= Variations, Interlude and Finale on a Theme by Rameau =

Composition by Paul Dukas

The Variations, Interlude and Finale on a Theme by Rameau (French: Variations, interlude et finale sur un thème de Rameau) were composed by Paul Dukas between 1899 and 1902. The work was first performed in Paris in 1903.

==Structure==

Menuet (Note: Le Lardon from the Pièces de Clavecin composed by Jean-Philippe Rameau.) [Theme]
Variation I. Tendrement
Variation II. Assez vif, très rythmé
Variation III. Sans hâte, délicatement
Variation IV. Un peu animé, avec légèreté
Variation V. Lent
Variation VI. Modéré
Variation VII. Assez vif
Variation VIII. Très modéré
Variation IX. Animé
Variation X. Sans lenteur, bien marqué
Variation XI. Sombre, assez lent
Interlude
Finale (Variation XII). Modérément animé – Vif

==Reception==
In an analysis of the work in The Musical Quarterly in 1928, the critic Irving Schwerké wrote:
Variations on a Theme by Rameau … was performed for the first time, by Édouard Risler, at the Société Nationale, March 23, 1903. The variations, eleven in number, exhale a classical and yet intrepidly free spirit. Sometimes the composer utilizes the merest portion of the theme, again he fits entirely new material into the thematic pattern. Each variation reveals Paul Dukas' mastery of traditional forms, his virtuosity as a writer, and the poetic quality of his sensibility.

In the first decade of the 20th century, following the immense success of his orchestral work The Sorcerer's Apprentice, Dukas completed two complex and technically demanding large-scale works for solo piano: the Piano Sonata, dedicated to Camille Saint-Saëns, and the Variations, Interlude and Finale on a Theme by Rameau (1902).
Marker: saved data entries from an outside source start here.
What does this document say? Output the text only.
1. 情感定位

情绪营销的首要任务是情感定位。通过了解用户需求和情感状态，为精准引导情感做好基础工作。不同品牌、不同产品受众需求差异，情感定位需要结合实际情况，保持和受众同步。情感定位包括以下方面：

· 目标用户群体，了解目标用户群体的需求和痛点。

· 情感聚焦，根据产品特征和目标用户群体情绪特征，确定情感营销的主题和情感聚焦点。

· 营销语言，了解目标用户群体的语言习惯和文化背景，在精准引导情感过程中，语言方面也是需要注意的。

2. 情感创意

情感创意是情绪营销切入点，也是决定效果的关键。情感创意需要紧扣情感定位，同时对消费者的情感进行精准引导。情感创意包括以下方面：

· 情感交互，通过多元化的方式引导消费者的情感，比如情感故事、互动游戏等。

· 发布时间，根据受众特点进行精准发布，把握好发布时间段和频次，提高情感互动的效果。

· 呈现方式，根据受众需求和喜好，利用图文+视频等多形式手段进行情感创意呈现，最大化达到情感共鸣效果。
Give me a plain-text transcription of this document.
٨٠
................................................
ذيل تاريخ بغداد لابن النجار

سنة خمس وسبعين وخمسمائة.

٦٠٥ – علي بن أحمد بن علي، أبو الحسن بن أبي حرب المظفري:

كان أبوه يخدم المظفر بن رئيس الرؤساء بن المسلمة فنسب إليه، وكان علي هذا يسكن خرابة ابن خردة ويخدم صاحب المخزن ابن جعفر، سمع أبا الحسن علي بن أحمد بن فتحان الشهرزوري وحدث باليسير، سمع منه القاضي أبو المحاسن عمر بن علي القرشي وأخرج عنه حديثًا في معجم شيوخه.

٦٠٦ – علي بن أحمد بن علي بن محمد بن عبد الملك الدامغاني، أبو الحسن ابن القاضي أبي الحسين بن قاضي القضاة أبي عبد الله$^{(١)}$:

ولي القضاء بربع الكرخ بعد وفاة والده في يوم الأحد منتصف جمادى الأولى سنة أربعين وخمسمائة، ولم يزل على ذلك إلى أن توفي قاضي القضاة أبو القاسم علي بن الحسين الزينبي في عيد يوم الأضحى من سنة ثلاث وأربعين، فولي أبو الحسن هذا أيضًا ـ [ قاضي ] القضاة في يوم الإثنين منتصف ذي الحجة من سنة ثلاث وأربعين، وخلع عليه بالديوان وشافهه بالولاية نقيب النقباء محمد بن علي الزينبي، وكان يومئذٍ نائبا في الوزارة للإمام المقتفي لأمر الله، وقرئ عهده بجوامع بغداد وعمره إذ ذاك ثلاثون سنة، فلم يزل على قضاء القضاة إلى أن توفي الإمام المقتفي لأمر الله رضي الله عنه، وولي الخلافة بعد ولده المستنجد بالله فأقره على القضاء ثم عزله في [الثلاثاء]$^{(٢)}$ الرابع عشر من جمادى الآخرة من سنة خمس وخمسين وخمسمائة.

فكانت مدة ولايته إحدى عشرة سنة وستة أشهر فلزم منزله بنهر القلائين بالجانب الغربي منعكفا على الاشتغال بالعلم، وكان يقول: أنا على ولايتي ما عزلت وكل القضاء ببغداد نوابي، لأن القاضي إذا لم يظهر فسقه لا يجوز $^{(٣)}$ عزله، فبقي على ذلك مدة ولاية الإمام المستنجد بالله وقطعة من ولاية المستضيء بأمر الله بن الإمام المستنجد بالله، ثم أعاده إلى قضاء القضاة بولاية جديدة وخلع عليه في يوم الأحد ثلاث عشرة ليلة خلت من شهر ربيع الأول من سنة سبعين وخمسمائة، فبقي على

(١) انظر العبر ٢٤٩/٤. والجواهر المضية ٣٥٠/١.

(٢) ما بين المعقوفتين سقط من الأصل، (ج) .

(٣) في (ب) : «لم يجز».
In Dukas's piano works critics have discerned the influence of Beethoven, or, "Beethoven as he was interpreted to the French mind by César Franck". Lockspeiser describes the Variations as "more developed and assured" than the Sonata: "Dukas infuses the conventional form with a new and powerful spirit." Both works were premiered by Édouard Risler, a celebrated pianist of the era.